Se aprueban –o se intentan aprobar– normas de cuestionable legalidad, que generan el desmontaje y la consiguiente crisis de instituciones fundamentales del Estado. En paralelo, se desdeña la baja aprobación de las instancias de gobierno y los partidos, lo que se refleja en el consenso opositor que arrojan todas las encuestas. A la mayoría de los actores políticos, del Ejecutivo y del Congreso, esta situación parece no importarles. Lo único real son los esfuerzos por ejercer el poder y mantenerse en él.
El escaso valor que se le da a la legitimidad hace posible, por ejemplo, que la mayoría del Congreso rehúya la ocasión de someter a referéndum su propuesta de bicameralidad. Temen perderlo antes de siquiera haber intentado convencer a los votantes de las bondades de aquello que plantean. Prefieren vadear la legalidad y hundirse en la falta de legitimidad. Salvo contadas excepciones individuales, las fuerzas de todo el arco político van por la misma senda. Unas agrupaciones tienen hoy mayores posibilidades de ejercer el poder que otras y, por lo tanto, mayores responsabilidades; pero la falta de interés por representar a sus votantes, a sus regiones, es general.
Esta situación difícilmente soportará mucho, porque los ciudadanos se saturan por la falta de compromiso.

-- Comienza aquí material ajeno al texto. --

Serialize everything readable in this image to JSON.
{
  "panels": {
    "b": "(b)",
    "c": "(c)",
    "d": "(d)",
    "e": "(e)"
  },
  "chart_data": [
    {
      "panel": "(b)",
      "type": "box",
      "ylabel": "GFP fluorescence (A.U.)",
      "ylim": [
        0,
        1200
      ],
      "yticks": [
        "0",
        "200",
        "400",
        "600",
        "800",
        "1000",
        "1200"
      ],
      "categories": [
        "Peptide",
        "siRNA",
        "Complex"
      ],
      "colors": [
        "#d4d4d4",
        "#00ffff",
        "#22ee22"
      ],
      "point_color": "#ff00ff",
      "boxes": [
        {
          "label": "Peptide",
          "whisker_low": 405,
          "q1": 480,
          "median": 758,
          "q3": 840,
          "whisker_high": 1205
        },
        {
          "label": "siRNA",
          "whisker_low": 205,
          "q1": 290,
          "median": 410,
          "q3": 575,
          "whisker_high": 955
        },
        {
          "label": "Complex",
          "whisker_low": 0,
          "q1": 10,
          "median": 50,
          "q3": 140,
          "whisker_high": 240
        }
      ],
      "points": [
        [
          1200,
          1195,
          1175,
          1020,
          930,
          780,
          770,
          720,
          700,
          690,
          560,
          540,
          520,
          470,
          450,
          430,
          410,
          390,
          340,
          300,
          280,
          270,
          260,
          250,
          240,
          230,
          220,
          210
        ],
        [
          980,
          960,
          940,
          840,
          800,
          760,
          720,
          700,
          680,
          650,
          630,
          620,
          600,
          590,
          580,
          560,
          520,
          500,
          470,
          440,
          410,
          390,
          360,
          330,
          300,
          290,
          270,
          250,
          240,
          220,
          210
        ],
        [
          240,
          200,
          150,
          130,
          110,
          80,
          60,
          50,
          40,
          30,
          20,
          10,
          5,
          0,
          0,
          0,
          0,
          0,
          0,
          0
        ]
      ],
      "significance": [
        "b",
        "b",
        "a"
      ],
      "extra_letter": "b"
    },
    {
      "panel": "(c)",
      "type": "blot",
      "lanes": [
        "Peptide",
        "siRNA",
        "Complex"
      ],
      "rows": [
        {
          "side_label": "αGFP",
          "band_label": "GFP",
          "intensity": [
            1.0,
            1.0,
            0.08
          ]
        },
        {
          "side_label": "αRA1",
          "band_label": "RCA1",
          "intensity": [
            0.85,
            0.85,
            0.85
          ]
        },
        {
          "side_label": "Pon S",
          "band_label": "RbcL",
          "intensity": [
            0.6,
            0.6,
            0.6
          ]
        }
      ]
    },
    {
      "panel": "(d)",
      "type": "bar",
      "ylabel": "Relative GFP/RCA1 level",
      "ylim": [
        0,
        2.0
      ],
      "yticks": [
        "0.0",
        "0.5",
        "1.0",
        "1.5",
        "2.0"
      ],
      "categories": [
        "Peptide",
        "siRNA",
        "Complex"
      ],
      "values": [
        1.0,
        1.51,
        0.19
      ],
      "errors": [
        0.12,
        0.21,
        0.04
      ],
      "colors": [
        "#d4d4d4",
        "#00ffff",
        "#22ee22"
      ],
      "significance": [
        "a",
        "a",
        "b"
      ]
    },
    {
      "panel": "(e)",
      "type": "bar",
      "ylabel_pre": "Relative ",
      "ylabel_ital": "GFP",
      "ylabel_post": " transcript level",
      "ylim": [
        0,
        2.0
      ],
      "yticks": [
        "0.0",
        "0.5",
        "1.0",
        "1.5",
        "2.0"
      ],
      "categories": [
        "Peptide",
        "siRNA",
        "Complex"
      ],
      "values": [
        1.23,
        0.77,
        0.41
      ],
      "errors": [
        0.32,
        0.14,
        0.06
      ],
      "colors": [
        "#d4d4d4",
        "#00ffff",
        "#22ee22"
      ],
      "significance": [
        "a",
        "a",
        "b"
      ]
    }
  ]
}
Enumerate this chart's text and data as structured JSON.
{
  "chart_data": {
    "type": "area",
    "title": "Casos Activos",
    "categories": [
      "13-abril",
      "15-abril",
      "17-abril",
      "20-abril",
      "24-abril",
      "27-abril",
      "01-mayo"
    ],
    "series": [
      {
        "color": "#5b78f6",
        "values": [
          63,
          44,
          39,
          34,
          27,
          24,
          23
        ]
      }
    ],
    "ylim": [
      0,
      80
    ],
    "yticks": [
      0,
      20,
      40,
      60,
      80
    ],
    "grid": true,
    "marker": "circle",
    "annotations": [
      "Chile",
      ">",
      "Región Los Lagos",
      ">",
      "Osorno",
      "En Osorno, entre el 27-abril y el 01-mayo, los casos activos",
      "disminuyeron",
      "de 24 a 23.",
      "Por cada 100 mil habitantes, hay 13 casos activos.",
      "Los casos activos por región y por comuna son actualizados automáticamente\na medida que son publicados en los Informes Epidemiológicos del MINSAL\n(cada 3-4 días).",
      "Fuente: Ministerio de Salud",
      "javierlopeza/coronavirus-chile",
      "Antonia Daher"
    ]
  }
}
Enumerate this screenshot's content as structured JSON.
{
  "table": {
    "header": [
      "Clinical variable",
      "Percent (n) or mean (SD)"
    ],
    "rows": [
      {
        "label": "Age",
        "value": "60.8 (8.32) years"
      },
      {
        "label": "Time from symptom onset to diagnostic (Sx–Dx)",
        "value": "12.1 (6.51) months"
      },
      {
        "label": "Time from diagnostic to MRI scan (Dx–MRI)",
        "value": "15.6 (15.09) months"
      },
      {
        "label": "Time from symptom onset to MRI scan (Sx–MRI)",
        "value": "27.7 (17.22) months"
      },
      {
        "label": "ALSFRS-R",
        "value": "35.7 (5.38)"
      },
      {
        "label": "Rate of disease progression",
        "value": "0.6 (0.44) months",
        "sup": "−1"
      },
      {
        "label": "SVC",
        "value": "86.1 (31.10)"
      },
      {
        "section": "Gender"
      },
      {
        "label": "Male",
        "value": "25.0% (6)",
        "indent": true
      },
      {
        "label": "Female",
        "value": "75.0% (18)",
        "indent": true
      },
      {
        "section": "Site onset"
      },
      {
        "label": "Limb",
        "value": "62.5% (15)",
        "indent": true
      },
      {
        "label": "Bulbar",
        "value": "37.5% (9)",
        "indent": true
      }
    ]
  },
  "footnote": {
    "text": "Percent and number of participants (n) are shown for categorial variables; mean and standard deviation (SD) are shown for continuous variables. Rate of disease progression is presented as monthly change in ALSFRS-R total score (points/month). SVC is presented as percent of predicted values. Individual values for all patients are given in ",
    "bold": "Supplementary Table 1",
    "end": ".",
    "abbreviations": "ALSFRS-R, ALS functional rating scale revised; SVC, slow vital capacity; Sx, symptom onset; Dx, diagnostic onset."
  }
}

Sin ir muy lejos, la victoria del ‘outsider’ Pedro Castillo en el 2021 fue una señal de hartazgo; y, yendo más lejos en el tiempo, y sin olvidar las diferencias del caso, en 1990, el triunfo de Alberto Fujimori expresó un hartazgo similar frente a la política partidaria de ese entonces.
Si el sistema político no gana legitimidad y legalidad, el fantasma del caudillo autoritario de derecha o izquierda podrá resurgir y llegar a gobernar el país. Ello es tanto o más peligroso que el actual Parlamento autoritario, sobre todo en una sociedad tan polarizada como la peruana en términos políticos y sociales. Un caudillo populista, además de dictatorial, al que muchos aplaudirán en un comienzo, sin tomar en cuenta los efectos perversos de su accionar contra los derechos ciudadanos y sin calcular las derivaciones de una política como la que ejecuta el actual mandatario salvadoreño Nayib Bukele, que ya anunció que buscará que lo reelijan a pesar de que la Constitución de su país no lo permite.
Así las cosas, es difícil creer que tenga asidero real la tesis del primer ministro, Alberto Otárola, que él mismo anunció la semana pasada en Francia: “La crisis ya concluyó en el país […]. Estamos gobernando con paz y tranquilidad…” (El Comercio, 8/6/2023). La crisis pervive, es bastante más profunda de lo que se pretende, y pasar esto por alto trasunta que no hay voluntad de resolverla. Por más que hoy no existan fuertes y constantes protestas en el sur, ignorar las heridas no implica que se hayan esfumado.
Ciertamente, esperar que la mayoría del Congreso deje de quebrantar la independencia de organismos constitucionales, o que el Ejecutivo asuma su cuota de responsabilidad ante lo sucedido en el sur, termina por ser algo ‘naif’. Quizás por ahora solo quede poner el mediano plazo entre paréntesis y llamar a los gobernantes a atender del mejor modo asuntos urgentes como el brote del dengue y las amenazas de El Niño que se avecinan, ojalá con acuerdos multipartidarios e interregionales. Lo mínimo, ya que “la crisis concluyó”.